Bridging Unstratified and Stratified Simulations of the Streaming Instability for $τ_s=0.1$ Grains (2505.23902v1)

Abstract: The streaming instability (SI), driven by aerodynamic coupling between solids and the gas under a global radial pressure gradient, concentrates solids and facilitates planetesimal formation. Unstratified simulations are commonly used to study the SI, based on the assumption that they approximate conditions near the disk midplane. However, it remains unclear how accurately these unstratified simulations capture the midplane dust-gas dynamics in stratified disks. To address this, we examine the saturated state of the SI in stratified simulations and compare dust-gas dynamics to those in unstratified simulations across various radial pressure gradients.

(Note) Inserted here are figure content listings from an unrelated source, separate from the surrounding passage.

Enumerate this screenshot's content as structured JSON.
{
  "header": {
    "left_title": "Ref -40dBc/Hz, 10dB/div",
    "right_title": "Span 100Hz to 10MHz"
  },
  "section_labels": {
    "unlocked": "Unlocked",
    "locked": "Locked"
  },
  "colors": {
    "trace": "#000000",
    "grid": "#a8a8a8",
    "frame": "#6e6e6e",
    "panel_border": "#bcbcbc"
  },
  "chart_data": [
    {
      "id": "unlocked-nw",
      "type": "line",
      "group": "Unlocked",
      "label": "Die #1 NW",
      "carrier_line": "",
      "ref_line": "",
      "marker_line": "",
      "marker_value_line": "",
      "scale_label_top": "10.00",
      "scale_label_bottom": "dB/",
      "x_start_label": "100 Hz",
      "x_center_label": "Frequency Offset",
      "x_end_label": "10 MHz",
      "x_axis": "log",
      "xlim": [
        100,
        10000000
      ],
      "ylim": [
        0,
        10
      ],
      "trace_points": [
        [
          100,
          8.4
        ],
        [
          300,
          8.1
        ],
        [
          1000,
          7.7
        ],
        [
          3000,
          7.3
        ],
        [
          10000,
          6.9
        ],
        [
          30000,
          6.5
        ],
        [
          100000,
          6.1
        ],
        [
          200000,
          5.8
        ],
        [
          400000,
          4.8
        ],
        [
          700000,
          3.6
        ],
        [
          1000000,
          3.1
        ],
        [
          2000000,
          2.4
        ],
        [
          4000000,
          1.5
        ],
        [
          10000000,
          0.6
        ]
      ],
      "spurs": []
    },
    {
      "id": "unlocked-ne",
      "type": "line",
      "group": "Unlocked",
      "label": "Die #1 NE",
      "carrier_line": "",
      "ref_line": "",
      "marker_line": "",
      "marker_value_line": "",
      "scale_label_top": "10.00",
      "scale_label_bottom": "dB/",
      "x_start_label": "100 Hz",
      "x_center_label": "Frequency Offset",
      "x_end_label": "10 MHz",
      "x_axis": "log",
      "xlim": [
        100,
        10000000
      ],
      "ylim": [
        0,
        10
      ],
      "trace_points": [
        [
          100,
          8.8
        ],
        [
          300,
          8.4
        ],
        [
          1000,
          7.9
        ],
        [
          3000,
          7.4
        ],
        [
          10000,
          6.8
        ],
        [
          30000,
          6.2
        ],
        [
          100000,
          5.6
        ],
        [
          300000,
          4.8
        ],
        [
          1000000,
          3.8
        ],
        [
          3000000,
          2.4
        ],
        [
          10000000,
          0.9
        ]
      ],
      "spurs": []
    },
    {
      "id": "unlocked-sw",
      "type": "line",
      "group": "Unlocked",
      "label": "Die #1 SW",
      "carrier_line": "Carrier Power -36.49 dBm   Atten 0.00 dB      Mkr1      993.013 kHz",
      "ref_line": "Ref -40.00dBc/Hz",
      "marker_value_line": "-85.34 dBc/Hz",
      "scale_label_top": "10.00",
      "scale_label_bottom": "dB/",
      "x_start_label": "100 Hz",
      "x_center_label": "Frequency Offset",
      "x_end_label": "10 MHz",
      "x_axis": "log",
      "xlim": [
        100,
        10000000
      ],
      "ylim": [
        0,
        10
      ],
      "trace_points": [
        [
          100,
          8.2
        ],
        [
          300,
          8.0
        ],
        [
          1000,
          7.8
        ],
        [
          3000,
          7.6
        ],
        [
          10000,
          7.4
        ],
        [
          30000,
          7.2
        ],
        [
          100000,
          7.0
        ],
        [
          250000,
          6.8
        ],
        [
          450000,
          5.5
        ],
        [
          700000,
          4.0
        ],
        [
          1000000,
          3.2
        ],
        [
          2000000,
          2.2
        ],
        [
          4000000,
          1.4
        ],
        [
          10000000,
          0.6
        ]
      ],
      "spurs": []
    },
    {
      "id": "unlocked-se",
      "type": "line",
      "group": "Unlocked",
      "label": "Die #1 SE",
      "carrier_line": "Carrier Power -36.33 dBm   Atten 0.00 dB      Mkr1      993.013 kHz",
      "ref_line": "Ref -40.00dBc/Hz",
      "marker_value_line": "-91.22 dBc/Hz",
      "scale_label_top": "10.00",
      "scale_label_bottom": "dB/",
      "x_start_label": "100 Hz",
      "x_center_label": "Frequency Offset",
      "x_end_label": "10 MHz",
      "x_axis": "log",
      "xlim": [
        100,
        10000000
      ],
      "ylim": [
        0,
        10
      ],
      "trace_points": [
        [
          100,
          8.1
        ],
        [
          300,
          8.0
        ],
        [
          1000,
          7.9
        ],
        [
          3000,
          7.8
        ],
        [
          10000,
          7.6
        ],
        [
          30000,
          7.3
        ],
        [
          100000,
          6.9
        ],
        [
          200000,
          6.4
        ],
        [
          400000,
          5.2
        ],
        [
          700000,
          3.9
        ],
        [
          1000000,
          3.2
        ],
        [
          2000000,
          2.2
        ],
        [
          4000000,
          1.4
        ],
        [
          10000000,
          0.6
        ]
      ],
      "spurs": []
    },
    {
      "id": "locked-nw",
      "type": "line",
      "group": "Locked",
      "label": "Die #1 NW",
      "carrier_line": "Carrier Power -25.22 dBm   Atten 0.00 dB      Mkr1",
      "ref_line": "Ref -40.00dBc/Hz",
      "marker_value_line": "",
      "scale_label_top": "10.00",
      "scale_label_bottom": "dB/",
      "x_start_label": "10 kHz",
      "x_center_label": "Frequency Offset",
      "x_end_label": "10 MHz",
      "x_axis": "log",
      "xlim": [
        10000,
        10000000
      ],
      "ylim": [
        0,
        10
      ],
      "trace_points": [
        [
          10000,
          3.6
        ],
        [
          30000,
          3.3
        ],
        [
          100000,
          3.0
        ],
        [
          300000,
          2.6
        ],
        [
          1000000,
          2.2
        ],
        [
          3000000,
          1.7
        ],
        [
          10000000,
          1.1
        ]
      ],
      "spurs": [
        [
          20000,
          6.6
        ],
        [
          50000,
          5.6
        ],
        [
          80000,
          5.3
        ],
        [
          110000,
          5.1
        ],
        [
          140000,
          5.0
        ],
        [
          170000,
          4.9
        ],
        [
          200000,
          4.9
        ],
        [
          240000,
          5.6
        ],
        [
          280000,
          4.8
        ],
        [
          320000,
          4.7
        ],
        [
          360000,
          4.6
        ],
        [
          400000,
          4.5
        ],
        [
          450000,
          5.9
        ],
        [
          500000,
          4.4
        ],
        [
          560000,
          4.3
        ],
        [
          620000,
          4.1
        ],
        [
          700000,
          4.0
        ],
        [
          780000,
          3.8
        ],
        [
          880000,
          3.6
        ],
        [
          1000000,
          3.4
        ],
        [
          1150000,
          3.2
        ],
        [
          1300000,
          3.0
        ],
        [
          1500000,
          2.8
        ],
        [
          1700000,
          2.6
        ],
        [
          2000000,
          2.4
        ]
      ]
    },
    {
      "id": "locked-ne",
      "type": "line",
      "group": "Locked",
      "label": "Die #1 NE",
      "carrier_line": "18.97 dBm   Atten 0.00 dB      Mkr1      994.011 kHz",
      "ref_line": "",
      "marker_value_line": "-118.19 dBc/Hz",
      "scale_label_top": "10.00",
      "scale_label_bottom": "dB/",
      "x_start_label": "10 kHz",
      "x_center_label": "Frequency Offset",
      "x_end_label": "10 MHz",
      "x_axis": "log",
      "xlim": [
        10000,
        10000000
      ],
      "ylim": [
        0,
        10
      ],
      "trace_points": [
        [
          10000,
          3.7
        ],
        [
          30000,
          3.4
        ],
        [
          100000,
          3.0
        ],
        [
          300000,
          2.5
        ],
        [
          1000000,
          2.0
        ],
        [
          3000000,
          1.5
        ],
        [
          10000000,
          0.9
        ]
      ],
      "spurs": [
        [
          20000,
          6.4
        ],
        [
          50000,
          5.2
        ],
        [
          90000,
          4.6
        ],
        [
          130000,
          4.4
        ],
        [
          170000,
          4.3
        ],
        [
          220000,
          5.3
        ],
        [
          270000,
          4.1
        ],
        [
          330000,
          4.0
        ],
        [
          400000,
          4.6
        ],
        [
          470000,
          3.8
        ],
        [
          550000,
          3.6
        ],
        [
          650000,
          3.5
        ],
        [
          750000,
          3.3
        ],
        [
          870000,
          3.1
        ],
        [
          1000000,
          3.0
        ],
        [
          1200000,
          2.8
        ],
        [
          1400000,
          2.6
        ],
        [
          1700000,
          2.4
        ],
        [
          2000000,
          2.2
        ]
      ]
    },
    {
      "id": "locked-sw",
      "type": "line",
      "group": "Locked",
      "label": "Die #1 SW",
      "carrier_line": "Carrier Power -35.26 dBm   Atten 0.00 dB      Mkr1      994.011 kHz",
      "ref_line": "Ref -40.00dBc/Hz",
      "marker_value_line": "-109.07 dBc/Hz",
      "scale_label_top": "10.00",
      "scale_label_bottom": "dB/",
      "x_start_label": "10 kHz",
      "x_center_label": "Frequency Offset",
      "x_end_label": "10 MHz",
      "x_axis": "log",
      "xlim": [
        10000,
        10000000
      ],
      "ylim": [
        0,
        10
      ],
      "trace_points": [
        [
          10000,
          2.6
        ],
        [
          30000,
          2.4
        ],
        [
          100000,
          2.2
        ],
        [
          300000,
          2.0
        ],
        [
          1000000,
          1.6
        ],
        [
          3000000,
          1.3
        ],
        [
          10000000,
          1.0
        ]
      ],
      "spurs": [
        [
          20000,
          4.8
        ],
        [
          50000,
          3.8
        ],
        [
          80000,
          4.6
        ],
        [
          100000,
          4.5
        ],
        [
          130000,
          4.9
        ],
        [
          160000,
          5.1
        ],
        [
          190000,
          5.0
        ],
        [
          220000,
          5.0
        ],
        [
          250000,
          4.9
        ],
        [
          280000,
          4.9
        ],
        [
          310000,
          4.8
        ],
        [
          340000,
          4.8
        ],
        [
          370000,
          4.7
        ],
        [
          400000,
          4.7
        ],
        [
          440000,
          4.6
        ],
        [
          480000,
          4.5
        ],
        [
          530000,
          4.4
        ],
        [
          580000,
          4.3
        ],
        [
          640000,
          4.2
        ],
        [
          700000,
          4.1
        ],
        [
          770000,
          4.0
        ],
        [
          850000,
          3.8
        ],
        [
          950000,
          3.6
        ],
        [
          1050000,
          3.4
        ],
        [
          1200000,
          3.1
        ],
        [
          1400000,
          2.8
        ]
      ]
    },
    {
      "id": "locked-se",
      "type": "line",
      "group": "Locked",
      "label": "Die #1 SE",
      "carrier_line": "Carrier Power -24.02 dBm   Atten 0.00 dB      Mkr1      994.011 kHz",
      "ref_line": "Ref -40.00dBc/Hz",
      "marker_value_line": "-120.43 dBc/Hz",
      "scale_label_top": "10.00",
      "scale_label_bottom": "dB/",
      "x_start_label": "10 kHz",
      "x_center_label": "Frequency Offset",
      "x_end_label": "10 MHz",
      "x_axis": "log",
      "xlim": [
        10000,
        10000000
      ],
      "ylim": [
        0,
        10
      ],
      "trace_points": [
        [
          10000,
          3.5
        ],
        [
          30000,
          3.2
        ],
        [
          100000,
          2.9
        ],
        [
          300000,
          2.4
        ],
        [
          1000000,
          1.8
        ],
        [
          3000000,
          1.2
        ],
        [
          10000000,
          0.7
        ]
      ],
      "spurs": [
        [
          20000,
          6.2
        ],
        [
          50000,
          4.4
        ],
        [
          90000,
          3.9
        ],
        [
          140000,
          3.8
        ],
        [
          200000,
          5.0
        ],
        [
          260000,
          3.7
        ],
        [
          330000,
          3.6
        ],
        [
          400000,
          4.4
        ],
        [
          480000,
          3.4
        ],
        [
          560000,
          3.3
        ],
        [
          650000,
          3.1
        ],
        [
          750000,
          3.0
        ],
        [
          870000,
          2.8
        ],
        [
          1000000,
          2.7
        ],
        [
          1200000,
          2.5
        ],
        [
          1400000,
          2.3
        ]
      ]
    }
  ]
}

To this end, we consider a dimensionless dust stopping time ($\tau_s$) of 0.1 and perform 2D axisymmetric, stratified simulations. We find that the formation of dust filaments during dust settling exhibits morphological similarities to those in unstratified simulations. In the saturated state, we find that as the pressure gradient increases, the velocity dispersions of the gas and dust, as well as the strength of dust diffusion, increase. Most importantly, at any given pressure gradient, the velocity dispersions and density distributions of the gas and dust in our stratified simulations closely match those in unstratified simulations. While further exploration across the parameter space is needed, our results suggest that, for $\tau_s=0.1$, unstratified simulations represents well the midplane dust--gas dynamics in stratified disks before any strong clumping occurs. Consequently, our results confirm that in the saturated state, the streaming turbulence in stratified simulations behaves similarly to that in unstratified simulations for the parameter values explored here.